SAĞLIKTA ŞİDDET SAĞLIK BAKANLIĞI VE SAĞLIK MÜDÜRLÜKLERİ TARAFINDAN SÜRDÜRÜLMEKTEDİR: Çöken bir sağlık sisteminin sorumlusu hekimler ve sağlık çalışanları olarak gösteriliyor. Sağlığın başarısı rakamlarla ölçülerek bilim yapılmadan rastgele planlamalar yapılıyor ve şiddet körükleniyor. Sağlıkta şiddetin bir başka türü de Sağlık Bakanlığı ve Sağlık Müdürlükleri tarafından bizzat uygulanmaktadır. Performans dayatması, fazla mesai saatleri, üç dakikalık sınavlar ve emek sömürüsü şiddettir. Soruşturmalar, baskı, mobbing ve iş güvenliği tehditleri sağlık şiddetinin diğer biçimleridir. Deprem bölgesindeki sağlık çalışanlarının aynı anda depremden etkilendiğini görmemek, maddi manevi hiçbir destek almadan iş beklemek şiddettir. Başta barınma olmak üzere insani ihtiyaçlar dikkate alınmadan deprem bölgesine zorunlu hizmet için atanmak, uygun yaşam ve çalışma ortamı hazırlamadan deprem bölgesine atamak da şiddettir.

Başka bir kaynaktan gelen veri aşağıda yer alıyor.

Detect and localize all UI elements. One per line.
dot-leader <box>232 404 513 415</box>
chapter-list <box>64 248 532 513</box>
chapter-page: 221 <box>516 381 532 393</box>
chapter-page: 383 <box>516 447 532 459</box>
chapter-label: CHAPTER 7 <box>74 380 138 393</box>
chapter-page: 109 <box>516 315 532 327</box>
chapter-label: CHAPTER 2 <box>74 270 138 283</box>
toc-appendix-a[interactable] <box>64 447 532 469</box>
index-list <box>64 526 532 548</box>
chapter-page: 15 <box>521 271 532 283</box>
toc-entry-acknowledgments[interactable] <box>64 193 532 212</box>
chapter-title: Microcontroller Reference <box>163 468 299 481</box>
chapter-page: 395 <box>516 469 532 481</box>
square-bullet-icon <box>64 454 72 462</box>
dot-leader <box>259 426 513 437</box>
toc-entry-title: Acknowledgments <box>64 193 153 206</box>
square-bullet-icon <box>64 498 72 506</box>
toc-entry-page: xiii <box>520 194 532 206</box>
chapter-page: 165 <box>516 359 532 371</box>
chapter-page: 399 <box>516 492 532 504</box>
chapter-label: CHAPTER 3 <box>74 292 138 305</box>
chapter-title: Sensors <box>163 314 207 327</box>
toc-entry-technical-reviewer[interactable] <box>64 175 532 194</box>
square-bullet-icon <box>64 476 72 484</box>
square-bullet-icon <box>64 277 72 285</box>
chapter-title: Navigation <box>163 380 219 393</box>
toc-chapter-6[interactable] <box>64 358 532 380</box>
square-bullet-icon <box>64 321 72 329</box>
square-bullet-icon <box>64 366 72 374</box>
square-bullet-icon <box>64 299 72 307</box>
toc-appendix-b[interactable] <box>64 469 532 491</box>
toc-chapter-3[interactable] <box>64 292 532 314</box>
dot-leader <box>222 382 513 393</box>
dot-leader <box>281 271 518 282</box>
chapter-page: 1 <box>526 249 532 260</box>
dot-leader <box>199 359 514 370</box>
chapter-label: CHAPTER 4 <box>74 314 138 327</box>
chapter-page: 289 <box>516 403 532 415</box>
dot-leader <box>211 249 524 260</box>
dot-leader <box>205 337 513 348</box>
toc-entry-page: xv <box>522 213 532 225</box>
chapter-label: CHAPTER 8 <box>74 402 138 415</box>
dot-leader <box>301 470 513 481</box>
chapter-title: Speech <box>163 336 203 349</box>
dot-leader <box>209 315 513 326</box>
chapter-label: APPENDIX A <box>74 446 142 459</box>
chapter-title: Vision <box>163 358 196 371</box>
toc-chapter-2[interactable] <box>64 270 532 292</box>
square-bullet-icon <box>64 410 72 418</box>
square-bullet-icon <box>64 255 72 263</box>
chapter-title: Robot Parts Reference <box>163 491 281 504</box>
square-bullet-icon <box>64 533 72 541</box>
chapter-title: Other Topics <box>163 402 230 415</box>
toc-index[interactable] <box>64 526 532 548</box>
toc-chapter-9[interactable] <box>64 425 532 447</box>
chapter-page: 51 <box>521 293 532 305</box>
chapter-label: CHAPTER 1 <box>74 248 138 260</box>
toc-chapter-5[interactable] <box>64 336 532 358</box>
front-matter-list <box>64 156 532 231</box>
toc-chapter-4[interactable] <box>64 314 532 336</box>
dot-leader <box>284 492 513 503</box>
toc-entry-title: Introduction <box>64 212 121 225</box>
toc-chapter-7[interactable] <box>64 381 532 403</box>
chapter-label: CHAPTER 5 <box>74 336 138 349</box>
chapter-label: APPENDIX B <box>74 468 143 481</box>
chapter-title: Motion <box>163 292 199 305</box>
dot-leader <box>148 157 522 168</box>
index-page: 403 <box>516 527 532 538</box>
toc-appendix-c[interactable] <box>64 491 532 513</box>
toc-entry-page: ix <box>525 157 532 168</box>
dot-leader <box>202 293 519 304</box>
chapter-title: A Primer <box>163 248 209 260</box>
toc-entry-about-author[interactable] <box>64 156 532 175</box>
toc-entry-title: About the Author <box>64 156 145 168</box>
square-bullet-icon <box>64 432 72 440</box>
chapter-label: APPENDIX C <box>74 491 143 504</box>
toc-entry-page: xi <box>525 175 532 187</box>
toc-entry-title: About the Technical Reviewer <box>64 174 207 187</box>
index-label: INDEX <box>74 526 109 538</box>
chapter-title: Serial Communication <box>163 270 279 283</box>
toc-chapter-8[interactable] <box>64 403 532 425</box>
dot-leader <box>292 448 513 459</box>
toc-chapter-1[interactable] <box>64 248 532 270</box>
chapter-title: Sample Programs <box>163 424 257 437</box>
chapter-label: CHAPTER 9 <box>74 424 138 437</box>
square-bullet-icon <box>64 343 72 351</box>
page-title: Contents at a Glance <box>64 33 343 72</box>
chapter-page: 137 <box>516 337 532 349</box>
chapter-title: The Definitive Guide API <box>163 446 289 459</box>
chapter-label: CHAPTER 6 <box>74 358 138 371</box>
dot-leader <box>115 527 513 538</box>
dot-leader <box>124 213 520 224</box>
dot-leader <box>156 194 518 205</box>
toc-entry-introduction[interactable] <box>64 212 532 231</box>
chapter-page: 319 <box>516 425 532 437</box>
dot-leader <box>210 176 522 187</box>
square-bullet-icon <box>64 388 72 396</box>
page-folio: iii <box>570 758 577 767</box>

ŞİDDET HER ŞEKİLDE HAYATIMIZIN İÇİNDE: Şiddetin her türlüsü sokakta, konutta, kadın ve çocuklara yönelik her alanda yaygın bir şekilde uygulanmaktadır. Tıp öğrencileri artık okurken şiddet görüyor. Mesleğe adım attığınız andan itibaren can güvenliği endişesi başlar. Bu nedenle pek çok insan, inançlı ve insani çalışma ortamlarının çaresini yurtdışında arıyor. Sağlık Bakanlığı çalışanlarının güvenliğini sağlamak, şiddet içermeyen çalışma ortamları oluşturmak, fiziksel, sözlü ve ruhsal şiddeti önlemek zorundadır. Bu onun en önemli görevlerinden biridir. Sorunu yok sayan, yok sayan, ciddiye almayan bu yaklaşım kabul edilemez.